Christophe Deborsu, le Wallon de service sur les chaînes flamandes, quitte ces jours-ci la RTBF pour VT4.
Il semble avoir livré son testament « politique » au Laatste Nieuws le 14 mars dernier. Pour lui, Elio Di Rupo est devenu une sorte d’intouchable que les médias francophones n’osent pas critiquer.
Pendant ce temps, Bart De Wever engrange les voix des mécontents qui ne se retrouvent nullement dans un gouvernement où la Flandre est minorisée et qui est dirigé par un socialiste wallon quasi unilingue…
Voici la traduction libre de sa tribune publiée par le Laatste Nieuws.
Saint Elio
Osons le dire. Il est branché. Il est svelte. Poli, intelligent et bien habillé. Il est homo. Fils d’immigré, il a connu la misère. Il est authentique. Il ne peut pas être soupçonné de ne pas être ouvert au monde ou de prendre la pose. Et il est le premier Premier ministre francophone depuis Leburton. Rien d’étonnant à ce que toute la Wallonie soit fière d’Elio Di Rupo. Grâce à ce qu’il est et et à ce qu’il fait, toute une région a retrouvé sa fierté. Sa « success story » réchauffe le cœur de chaque Wallon. Je n’exagère pas : chez nous, c’est pour le moment la Saint Elio.
Le fait qu’il n’y ait pas la moindre opposition en Belgique francophone l’aide naturellement.
Même chez Ecolo, qui se trouve dans l’opposition au Fédéral, mais qui est à tous les autres niveaux de pouvoir un partenaire du PS. On n’entend aucune critique sur Di Rupo. Pas un mot. Jusqu’à présent, il n’y a pas beaucoup de raisons. Elio engrange les accords. Sur BHV. Sur le budget. Sur la réforme de l’emploi, les pensions et l’énergie. Et si les Wallons bronchent sur la réforme des retraites, c’est Van Quickenborne qui encaisse, pas Di Rupo.

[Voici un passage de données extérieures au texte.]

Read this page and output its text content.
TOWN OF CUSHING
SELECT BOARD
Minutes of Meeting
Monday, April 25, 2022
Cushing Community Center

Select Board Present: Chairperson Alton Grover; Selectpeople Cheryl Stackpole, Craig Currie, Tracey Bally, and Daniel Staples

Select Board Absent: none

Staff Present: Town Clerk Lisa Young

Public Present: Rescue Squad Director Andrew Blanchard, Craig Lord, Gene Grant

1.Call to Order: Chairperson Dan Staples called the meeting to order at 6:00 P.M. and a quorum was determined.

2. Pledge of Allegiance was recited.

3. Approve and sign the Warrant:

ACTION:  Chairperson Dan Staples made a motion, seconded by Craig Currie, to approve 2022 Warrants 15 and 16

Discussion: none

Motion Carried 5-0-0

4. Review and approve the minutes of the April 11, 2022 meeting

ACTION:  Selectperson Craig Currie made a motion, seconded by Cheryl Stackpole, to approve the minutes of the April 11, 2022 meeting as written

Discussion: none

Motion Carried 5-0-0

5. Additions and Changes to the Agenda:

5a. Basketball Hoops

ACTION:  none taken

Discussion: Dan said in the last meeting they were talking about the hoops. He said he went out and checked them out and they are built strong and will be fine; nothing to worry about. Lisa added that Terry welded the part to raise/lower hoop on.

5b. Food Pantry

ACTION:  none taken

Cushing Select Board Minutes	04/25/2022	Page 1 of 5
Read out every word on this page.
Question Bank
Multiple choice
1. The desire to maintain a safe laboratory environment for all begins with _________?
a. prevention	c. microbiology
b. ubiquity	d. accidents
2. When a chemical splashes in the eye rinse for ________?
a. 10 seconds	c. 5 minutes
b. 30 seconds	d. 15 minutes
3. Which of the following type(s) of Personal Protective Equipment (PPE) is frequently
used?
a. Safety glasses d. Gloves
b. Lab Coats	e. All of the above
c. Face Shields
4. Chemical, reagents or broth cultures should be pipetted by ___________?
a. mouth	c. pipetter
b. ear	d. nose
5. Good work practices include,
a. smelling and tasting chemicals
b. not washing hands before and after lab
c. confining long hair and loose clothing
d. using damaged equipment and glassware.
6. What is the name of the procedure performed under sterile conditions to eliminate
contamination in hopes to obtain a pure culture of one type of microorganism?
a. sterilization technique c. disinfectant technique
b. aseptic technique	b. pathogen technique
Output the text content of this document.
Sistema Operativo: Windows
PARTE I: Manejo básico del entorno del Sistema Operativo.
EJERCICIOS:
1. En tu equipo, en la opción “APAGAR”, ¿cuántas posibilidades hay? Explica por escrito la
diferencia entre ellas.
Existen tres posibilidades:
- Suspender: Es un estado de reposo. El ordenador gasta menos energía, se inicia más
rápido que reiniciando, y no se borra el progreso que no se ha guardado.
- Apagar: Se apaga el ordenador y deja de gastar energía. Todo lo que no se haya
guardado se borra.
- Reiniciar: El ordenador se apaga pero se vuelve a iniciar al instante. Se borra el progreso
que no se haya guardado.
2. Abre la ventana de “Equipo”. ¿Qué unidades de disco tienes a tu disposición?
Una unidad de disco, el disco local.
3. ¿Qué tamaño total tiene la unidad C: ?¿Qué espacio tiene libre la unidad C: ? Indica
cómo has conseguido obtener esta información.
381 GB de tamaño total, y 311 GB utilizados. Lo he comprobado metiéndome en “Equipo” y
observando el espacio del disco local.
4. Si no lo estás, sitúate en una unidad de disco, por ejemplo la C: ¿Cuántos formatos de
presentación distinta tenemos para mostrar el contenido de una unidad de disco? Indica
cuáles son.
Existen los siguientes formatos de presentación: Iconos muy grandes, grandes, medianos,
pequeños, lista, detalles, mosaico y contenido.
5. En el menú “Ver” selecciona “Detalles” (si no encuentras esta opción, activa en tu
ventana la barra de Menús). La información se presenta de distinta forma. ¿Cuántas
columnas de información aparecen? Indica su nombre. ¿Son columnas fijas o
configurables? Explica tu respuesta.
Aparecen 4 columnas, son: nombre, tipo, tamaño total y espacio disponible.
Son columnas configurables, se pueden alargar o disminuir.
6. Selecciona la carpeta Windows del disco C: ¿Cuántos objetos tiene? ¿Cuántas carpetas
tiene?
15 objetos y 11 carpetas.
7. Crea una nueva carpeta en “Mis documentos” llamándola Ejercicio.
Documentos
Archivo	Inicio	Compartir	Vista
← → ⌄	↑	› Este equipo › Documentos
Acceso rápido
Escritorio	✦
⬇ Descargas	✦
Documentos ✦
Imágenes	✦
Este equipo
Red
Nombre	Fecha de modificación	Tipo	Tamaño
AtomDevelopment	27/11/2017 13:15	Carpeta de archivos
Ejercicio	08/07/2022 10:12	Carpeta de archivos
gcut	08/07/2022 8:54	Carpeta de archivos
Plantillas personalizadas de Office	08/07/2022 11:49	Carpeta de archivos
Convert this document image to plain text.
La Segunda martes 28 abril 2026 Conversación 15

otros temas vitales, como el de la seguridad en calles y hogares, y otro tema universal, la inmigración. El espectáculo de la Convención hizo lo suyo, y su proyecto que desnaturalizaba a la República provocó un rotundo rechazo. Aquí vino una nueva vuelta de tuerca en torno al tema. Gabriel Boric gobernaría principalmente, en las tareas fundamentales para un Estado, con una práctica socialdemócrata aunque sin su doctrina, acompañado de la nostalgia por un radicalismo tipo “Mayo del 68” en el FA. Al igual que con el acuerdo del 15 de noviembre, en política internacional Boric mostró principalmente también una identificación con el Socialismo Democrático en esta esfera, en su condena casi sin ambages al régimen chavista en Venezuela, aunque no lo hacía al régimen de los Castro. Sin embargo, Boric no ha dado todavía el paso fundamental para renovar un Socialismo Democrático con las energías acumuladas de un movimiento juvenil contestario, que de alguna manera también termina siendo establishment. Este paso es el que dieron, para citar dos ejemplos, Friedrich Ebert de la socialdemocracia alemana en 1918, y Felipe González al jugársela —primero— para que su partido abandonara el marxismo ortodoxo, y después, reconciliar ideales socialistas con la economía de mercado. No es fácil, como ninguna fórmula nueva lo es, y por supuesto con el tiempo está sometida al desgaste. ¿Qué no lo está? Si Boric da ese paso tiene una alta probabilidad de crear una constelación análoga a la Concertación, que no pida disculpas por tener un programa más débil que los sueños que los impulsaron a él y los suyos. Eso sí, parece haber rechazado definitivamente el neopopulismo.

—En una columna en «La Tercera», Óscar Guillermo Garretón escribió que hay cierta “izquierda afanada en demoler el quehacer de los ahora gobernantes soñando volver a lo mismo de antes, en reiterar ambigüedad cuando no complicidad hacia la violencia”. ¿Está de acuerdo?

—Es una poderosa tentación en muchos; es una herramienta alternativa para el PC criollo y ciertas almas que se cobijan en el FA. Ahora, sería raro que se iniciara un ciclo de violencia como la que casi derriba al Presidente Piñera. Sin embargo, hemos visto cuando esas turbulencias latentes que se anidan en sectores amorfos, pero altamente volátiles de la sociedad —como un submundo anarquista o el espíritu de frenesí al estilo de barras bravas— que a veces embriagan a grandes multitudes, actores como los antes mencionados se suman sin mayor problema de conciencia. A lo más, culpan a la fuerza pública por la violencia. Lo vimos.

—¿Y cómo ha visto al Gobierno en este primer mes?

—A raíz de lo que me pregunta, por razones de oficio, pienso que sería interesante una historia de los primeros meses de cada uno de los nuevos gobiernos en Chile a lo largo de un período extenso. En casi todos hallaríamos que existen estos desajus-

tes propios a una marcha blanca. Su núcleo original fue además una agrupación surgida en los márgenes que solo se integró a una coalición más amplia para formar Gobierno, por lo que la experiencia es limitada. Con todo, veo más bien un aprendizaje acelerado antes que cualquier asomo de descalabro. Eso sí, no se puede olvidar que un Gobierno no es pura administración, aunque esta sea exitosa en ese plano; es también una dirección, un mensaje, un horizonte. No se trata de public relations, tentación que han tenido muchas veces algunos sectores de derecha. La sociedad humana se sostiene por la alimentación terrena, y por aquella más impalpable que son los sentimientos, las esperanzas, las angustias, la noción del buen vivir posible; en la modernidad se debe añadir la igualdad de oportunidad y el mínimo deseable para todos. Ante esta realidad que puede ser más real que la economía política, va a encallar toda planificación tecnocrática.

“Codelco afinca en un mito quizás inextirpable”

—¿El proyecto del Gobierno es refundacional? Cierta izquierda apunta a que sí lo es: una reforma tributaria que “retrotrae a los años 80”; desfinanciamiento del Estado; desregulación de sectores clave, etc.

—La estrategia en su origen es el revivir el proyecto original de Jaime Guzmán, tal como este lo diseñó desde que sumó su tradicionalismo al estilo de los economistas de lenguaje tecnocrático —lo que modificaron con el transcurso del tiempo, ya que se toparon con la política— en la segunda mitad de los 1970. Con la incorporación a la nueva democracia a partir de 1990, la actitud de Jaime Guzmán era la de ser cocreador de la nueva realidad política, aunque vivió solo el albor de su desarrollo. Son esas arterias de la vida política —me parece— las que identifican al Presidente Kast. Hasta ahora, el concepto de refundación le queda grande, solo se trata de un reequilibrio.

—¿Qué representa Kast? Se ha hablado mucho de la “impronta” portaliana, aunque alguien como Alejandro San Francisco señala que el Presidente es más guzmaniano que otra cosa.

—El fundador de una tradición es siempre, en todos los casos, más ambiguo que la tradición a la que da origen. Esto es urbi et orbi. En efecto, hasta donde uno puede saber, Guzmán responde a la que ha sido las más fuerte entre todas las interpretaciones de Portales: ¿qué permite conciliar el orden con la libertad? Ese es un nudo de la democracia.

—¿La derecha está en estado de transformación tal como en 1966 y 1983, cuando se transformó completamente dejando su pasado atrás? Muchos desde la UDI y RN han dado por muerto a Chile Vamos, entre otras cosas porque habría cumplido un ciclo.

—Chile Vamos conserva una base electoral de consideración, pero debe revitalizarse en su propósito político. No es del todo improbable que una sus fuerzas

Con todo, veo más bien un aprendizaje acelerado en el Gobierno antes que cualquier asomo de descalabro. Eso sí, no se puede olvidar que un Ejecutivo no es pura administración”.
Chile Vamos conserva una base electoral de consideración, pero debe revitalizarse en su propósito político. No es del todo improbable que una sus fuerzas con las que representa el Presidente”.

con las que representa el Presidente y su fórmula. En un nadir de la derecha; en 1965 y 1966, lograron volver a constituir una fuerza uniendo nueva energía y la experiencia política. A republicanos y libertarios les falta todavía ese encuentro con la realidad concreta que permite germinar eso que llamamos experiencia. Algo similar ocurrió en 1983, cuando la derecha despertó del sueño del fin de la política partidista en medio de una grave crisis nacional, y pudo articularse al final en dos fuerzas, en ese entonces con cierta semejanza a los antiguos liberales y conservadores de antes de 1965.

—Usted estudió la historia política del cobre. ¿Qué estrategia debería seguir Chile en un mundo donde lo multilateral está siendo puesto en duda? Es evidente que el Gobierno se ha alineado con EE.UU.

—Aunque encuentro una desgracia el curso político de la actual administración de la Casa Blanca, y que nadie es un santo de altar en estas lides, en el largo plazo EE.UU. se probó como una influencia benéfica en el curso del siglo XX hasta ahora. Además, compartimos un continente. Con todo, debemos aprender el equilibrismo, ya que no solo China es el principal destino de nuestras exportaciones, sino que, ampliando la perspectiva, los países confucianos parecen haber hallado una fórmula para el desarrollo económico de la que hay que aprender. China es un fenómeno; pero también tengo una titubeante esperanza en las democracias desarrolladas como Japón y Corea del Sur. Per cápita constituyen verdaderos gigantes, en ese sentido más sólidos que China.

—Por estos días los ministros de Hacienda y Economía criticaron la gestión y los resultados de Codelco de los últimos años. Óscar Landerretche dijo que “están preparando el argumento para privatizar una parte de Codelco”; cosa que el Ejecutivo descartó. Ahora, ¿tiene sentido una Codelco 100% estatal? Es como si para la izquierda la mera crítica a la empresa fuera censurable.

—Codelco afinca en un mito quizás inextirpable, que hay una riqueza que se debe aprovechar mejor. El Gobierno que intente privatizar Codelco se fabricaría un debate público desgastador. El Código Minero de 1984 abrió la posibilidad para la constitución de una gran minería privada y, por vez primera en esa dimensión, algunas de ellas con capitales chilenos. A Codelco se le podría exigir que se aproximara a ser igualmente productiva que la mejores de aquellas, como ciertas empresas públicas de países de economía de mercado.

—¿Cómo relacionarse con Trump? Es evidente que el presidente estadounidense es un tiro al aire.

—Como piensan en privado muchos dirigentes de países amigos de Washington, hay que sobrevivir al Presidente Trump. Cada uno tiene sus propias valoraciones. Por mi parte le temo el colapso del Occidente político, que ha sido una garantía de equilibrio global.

En bref, tout semble lui réussir ces derniers temps. Et cette situation va à l’encontre de ce qui lui est reproché en Flandre : qu’il possède l’art de reporter sans cesse les dossiers. Après 100 jours, la moisson n’est pourtant pas mince.
Mais cette admiration béate pour Saint Elio possède aussi un revers de la médaille. De nombreuses personnes ont peur de lui. Les opposants, mais aussi des membres de son propre entourage.
Peur de parler contre lui. Peur d’être critique.
Jamais un homme politique wallon n’a eu plus de pouvoir qu’Elio Di Rupo aujourd’hui.
D’ailleurs, l’homme en rayonne de bonheur.
Il se comporte comme un homme d’État intouchable, se promène rue de la Loi et dans les venelles d’alentour avec une allure quasi présidentielle. Oui, même au Carnaval de Binche !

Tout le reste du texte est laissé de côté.